O pedido começa pelo relacionamento, não pelo cartão. É preciso ser cliente do Banestes; quem ainda não é precisa abrir conta antes, numa agência ou pelos canais digitais do banco.

Sendo cliente, a solicitação pode ser feita na página oficial do produto, Banescard — Banestes, no App Banestes ou numa agência. Não é necessário apresentar comprovante de renda, mas o pedido passa por análise de crédito, e é ela que define a aprovação e o limite.

Antes de assinar, faça três perguntas ao banco — todas sobre informação que não está publicada:

  • Qual é a taxa de juros do rotativo ao mês e qual o CET da operação?
  • Qual é a taxa do parcelamento da fatura?
  • Qual limite foi aprovado no seu caso?

Na contratação, decida também se adere ao Programa de Fidelidade. A adesão é opcional: sem ela, a anuidade é gratuita. Se aderir, confirme se o seu padrão de gasto alcança os R$ 1.000 mensais que garantem a isenção, ou se você mantém os R$ 15 mil investidos no banco. Por fim, escolha o vencimento — dias 01, 05, 10, 15, 20 ou 25 — pensando na data em que o seu dinheiro entra, e considere ativar o débito automático em conta para não pagar 2% de multa por esquecimento. Confira sempre os valores na fonte antes de assinar, porque tarifas mudam.

Leia também: Banescard Visa Classic sem comprovação de renda: como funciona

Conclusão editorial

O Banescard Visa Classic acerta no essencial de um cartão de entrada: não cobra anuidade de quem dispensa os pontos, não exige comprovação de renda, dá até 40 dias para pagar e funciona nas principais carteiras digitais. Para um cliente do Banestes que quita a fatura todo mês, é difícil argumentar contra um produto que custa zero e é aceito em mais de 200 países.
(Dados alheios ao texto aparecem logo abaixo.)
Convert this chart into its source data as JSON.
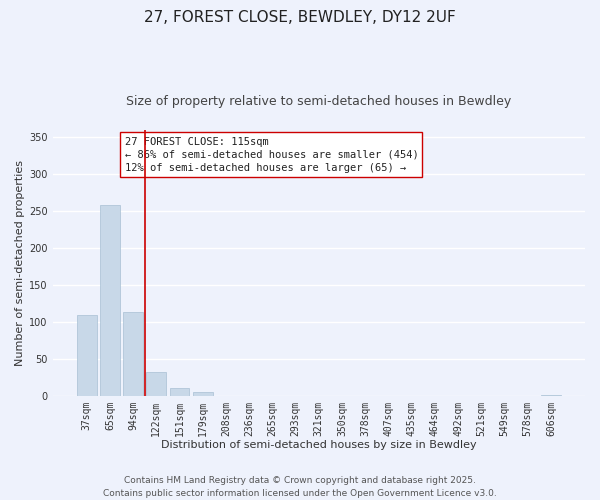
{
  "title": "27, FOREST CLOSE, BEWDLEY, DY12 2UF",
  "subtitle": "Size of property relative to semi-detached houses in Bewdley",
  "xlabel": "Distribution of semi-detached houses by size in Bewdley",
  "ylabel": "Number of semi-detached properties",
  "bar_labels": [
    "37sqm",
    "65sqm",
    "94sqm",
    "122sqm",
    "151sqm",
    "179sqm",
    "208sqm",
    "236sqm",
    "265sqm",
    "293sqm",
    "321sqm",
    "350sqm",
    "378sqm",
    "407sqm",
    "435sqm",
    "464sqm",
    "492sqm",
    "521sqm",
    "549sqm",
    "578sqm",
    "606sqm"
  ],
  "bar_values": [
    110,
    258,
    113,
    32,
    10,
    5,
    0,
    0,
    0,
    0,
    0,
    0,
    0,
    0,
    0,
    0,
    0,
    0,
    0,
    0,
    1
  ],
  "bar_color": "#c8d8e8",
  "bar_edge_color": "#a8c0d4",
  "vline_x_index": 3,
  "vline_color": "#cc0000",
  "annotation_title": "27 FOREST CLOSE: 115sqm",
  "annotation_line1": "← 86% of semi-detached houses are smaller (454)",
  "annotation_line2": "12% of semi-detached houses are larger (65) →",
  "annotation_box_color": "#ffffff",
  "annotation_box_edge": "#cc0000",
  "ylim": [
    0,
    360
  ],
  "yticks": [
    0,
    50,
    100,
    150,
    200,
    250,
    300,
    350
  ],
  "footer1": "Contains HM Land Registry data © Crown copyright and database right 2025.",
  "footer2": "Contains public sector information licensed under the Open Government Licence v3.0.",
  "background_color": "#eef2fc",
  "grid_color": "#ffffff",
  "title_fontsize": 11,
  "subtitle_fontsize": 9,
  "axis_label_fontsize": 8,
  "tick_fontsize": 7,
  "annotation_fontsize": 7.5,
  "footer_fontsize": 6.5
}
O problema aparece assim que se sai desse uso ideal. Um cartão que não publica a taxa do rotativo, a do parcelamento da fatura nem o CET obriga o consumidor a contratar no escuro a parte mais cara do produto — e isso, para um comparador, é falha de transparência, não detalhe operacional. Some-se a ausência total de seguros, o limite não divulgado e um programa de pontos vendido à parte com valor de ponto desconhecido, e o retrato fica nítido: é um bom cartão gratuito e um mau cartão para financiar, no sentido literal do verbo.

Damos 3 em 5. Nossa recomendação é usá-lo como meio de pagamento, dispensar o Programa de Fidelidade enquanto o gasto mensal ficar abaixo de R$ 1.000 e jamais deixar saldo rolar na fatura. Enquanto o Banestes não publicar as suas taxas, quem financia está assinando um contrato cujo preço só vai conhecer depois.

Análise atualizada em setembro de 2026 com base nas condições publicadas pelo emissor e nas taxas divulgadas pelo Banco Central.